Whenever we cultivate sinful behavior or thought patterns, there is always a “death” that goes along with putting off and abandoning that behavior or thought pattern. A void opens up in the place of the person you need to leave or the addictive habit you need to stop. What once filled your heart, even though it was ungodly to do so, leaves a pain-filled emptiness inside. However, this is an important part of the healing process! It must happen! Repentance is more than just saying “I’m sorry;” it involves a change of mind and heart and necessitates a different action—turning around and going in the other direction.
There is pain involved in denying ourselves what we wish for in the depths of our heart. It’s true of the drug addict coming clean, of the single person saying “no” to continuing a sexual relationship outside of marriage, and of the gay person struggling with same-sex attraction or behavior. Sometimes it just hurts to see that you can’t go back to an old place that was so familiar, so second nature.
“Wait a minute,” you might say. “How could someone hunger for this or her old life when he or she has the presence and promises of God?”
It happens. Why? Because it is our nature! The Bible talks about how the Israelites were led out of captivity in such a powerful way by the miraculous power and presence of God. Yet, when hard times came, they hungered for their past bondage, believing that what they had was better than what God was giving to them (see Exodus 14:1-12). It’s in all of our natures!
Some people who begin a journey out of homosexuality know they must cut off associations, friendships, and those with whom they have been sexually involved. That’s a kind of “death,” albeit a death that will lead to life. Sometimes people who begin such a journey don’t want to endure the pain any longer when they encounter it, and they despair of Christ ever giving them a feeling of peace and enjoyment that characterized their old lives. So, they go back.
Moreover, when we see the muck and mire of our own hearts, people may attempt to avoid this pain at all costs. Most people wrongly think that their first need is to be pain-free. We know biblically, however, that our first, greatest, and ongoing need is to be forgiven. Only when we see our hearts as they really are do we begin to grasp our deep need of Christ. Yet, so often, we will go to any lengths to avoid seeing the true condition of our hearts.

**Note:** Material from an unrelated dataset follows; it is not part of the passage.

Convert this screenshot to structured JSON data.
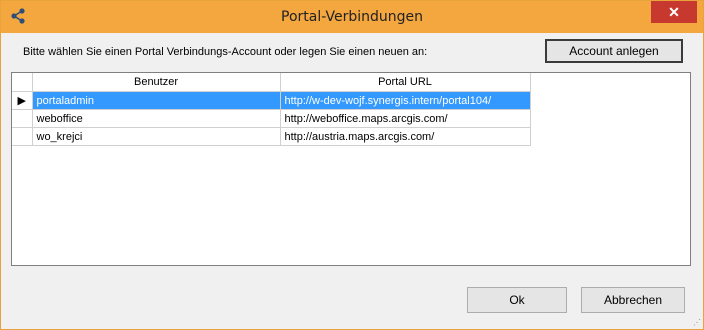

I call this the “Tupperware Syndrome.” Sometimes I’ll go to the refrigerator, hungry for a snack. Because my wife is a Tuppeware adherent, I must discover through extensive investigation what leftover lurks beneath the lids of all those containers. Occasionally, I’ll lift the lid and, before I even see what’s inside, I can smell it: the odor of something that’s been in the refrigerator way too long. It’s gone bad. What’s my reaction? I press down the lid and slide it back in the fridge. I’m going to let someone else deal with it. Well, that is often the first response when we see the ugliness of what is in our heart.
Even when we begin to follow Jesus earnestly, we must deal with the scars on our hearts—the scars caused by our own actions and the actions of others against us. The truth is that Jesus changes us through a process of growth, but the pain of our past and the ramifications of our sinful choices and behaviors may remain. Although God gives us a new future, he doesn’t rewrite our past. The past may leave a dark blot and an open wound in our hearts.
Into that pain, the struggler must believe that God really does give us a new beginning, a clean record from our past sins, and a new way to interpret life, heal from our wounds, and live in a way that brings glory to God. Pain is not an enemy in this new journey; it is what opens us up to who we are and who God is, so that we might see a new path forward.